What’s been amazing about the process of learning self-forgiveness is how difficult it was at first, how much I resisted it because what if I get soft, get lazy, don't I need the guilt to produce?. I didn’t just wake up one day and say, “Okay, I’ll start forgiving myself now.” Or, I did, but the rest of me didn’t believe it for a while. I had to keep waking up, keep saying it, writing about it, reading it in tarot spreads, talking about it with my husband, my counselor, my friends.
What’s even better is how much easier it is now. You know how it feels when you’ve got the flu, and then you have your first back-to-normal day again? How bright, how easy, how lovely everything is, relative to having the flu? That’s how it feels now that self-forgiveness is a reflex. When I don’t check everything off my list and instead of internally self-flagellating, I’m more able to shrug and say “Oh well. There’s always tomorrow.” Not every time. But more than I used to be.
Which is not to say that self-forgiveness is going to be easy or learnable for every person. I want to share this story because my ability to forgive myself was hard-won, and it still feels like a miracle to me. But even this advice—is this advice?—can be damaging if you take it and feel guilty for how much guilt you feel. Maybe you have a harder time shutting off your brain than I do, because we have different brain chemistry. Maybe you lived longer with people who shamed you or told you that you were worthless, and those messages are more deeply engraved into your identity. In my experience, learning to be easy with yourself is still worth working at, but don’t use it as a stick to beat yourself with. As an old boss of mine used to say, "Don't should on yourself"--whether that should is writing, or self-forgiveness.

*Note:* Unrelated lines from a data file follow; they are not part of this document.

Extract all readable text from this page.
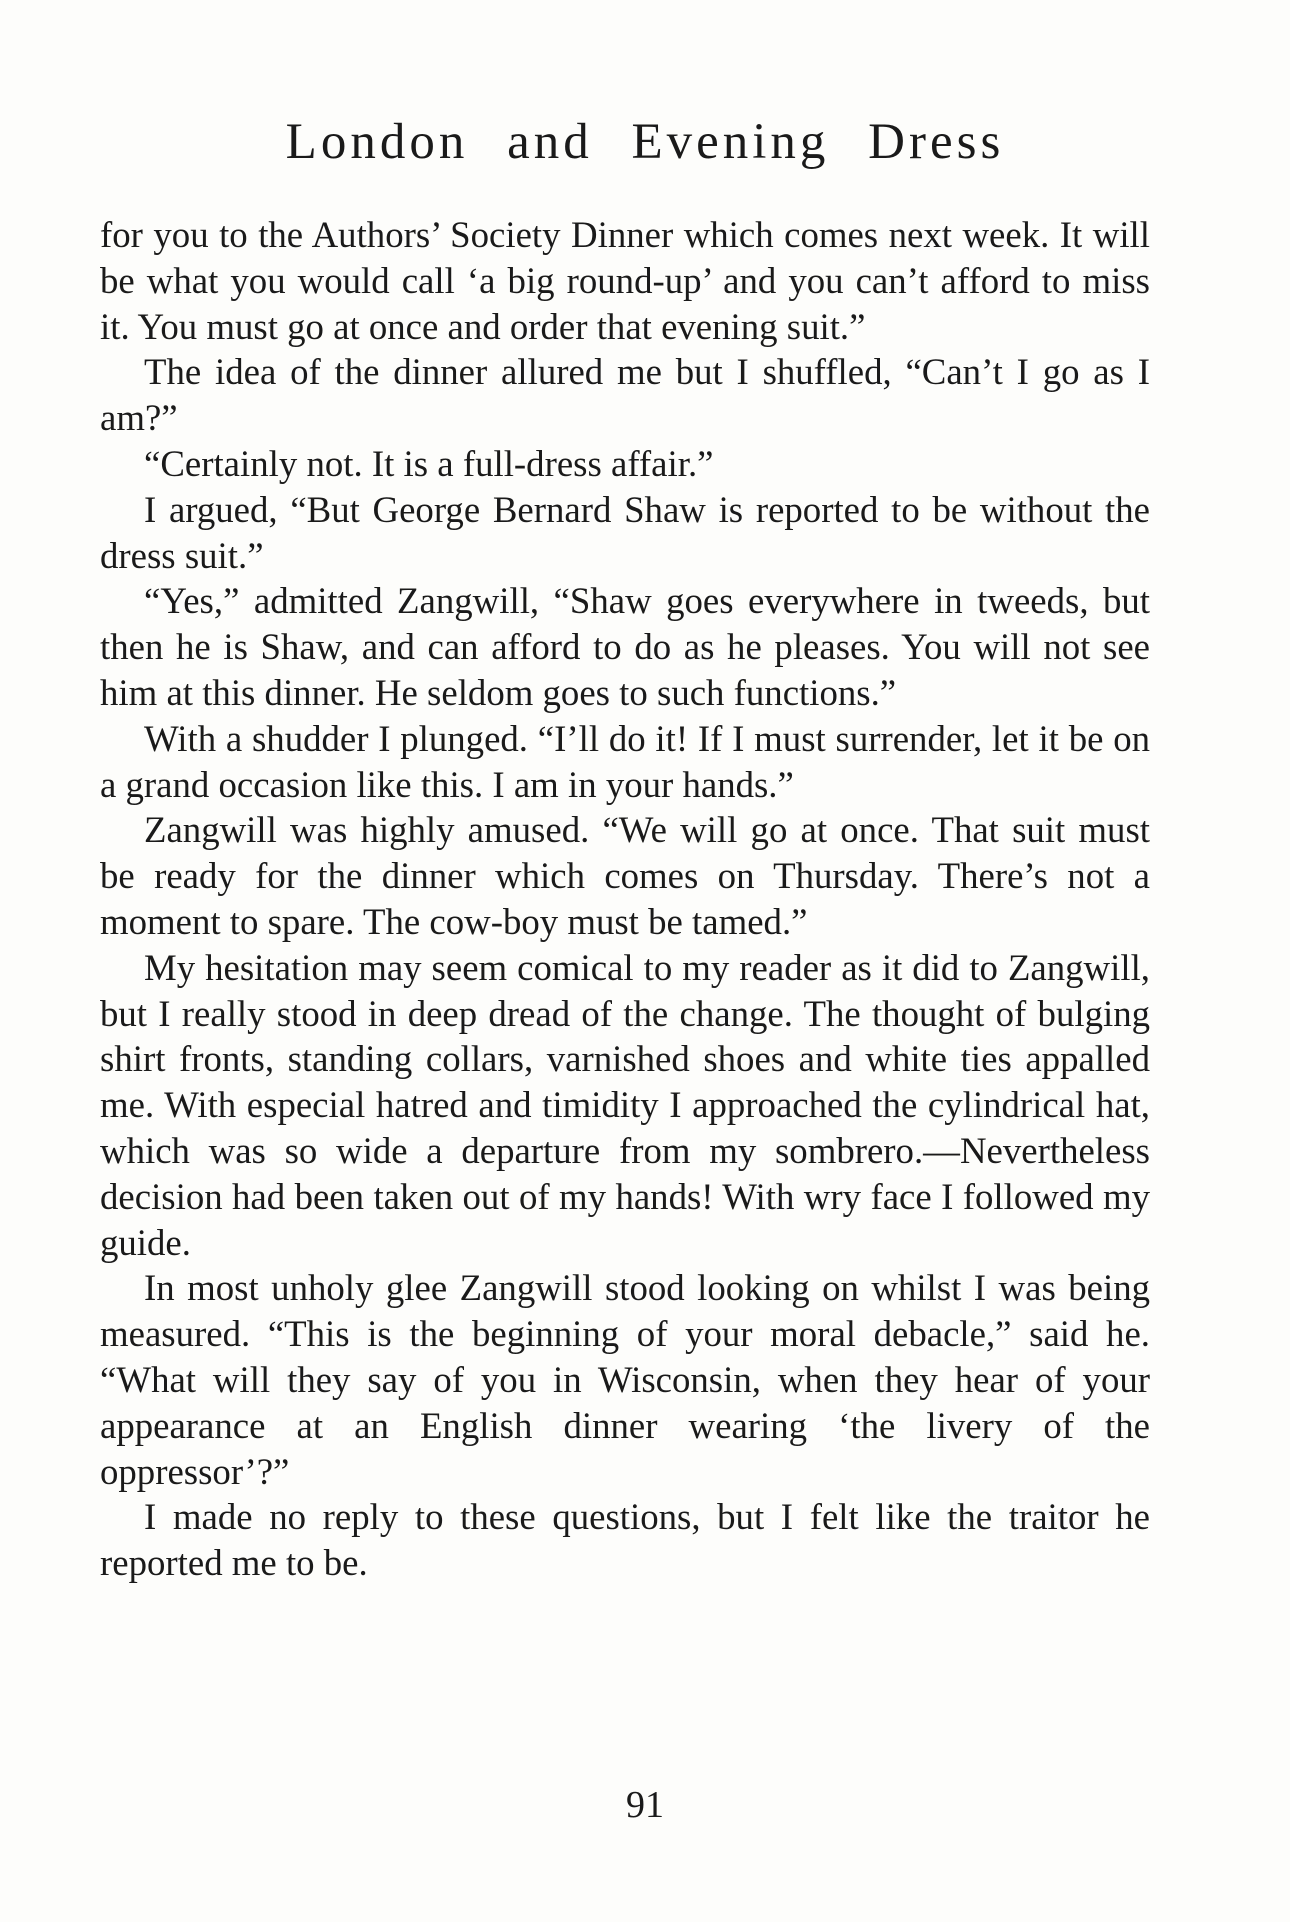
London and Evening Dress

for you to the Authors’ Society Dinner which comes next week. It will be what you would call ‘a big round-up’ and you can’t afford to miss it. You must go at once and order that evening suit.”

The idea of the dinner allured me but I shuffled, “Can’t I go as I am?”

“Certainly not. It is a full-dress affair.”

I argued, “But George Bernard Shaw is reported to be without the dress suit.”

“Yes,” admitted Zangwill, “Shaw goes everywhere in tweeds, but then he is Shaw, and can afford to do as he pleases. You will not see him at this dinner. He seldom goes to such functions.”

With a shudder I plunged. “I’ll do it! If I must surrender, let it be on a grand occasion like this. I am in your hands.”

Zangwill was highly amused. “We will go at once. That suit must be ready for the dinner which comes on Thursday. There’s not a moment to spare. The cow-boy must be tamed.”

My hesitation may seem comical to my reader as it did to Zangwill, but I really stood in deep dread of the change. The thought of bulging shirt fronts, standing collars, varnished shoes and white ties appalled me. With especial hatred and timidity I approached the cylindrical hat, which was so wide a departure from my sombrero.—Nevertheless decision had been taken out of my hands! With wry face I followed my guide.

In most unholy glee Zangwill stood looking on whilst I was being measured. “This is the beginning of your moral debacle,” said he. “What will they say of you in Wisconsin, when they hear of your appearance at an English dinner wearing ‘the livery of the oppressor’?”

I made no reply to these questions, but I felt like the traitor he reported me to be.

91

The big thing is: No advice is foolproof. Fuck advice.
3 comments:
Kate, I am so sad to read that you had to go through that, and glad that you found the right self-care and are doing better. Yes, it's great if you have the kind of life where you *can* write every day if you want to,and few of us do. Speaking for myself, there was no way that was possible before I retired.
Anyway, the column is great. It is honest and so clear-sighted, a great resource for many emerging writers out there.
Thank you, Marion! <3
How did you know I needed to read something exactly like this? Have my chickadees been spreading secrets when I'm not looking??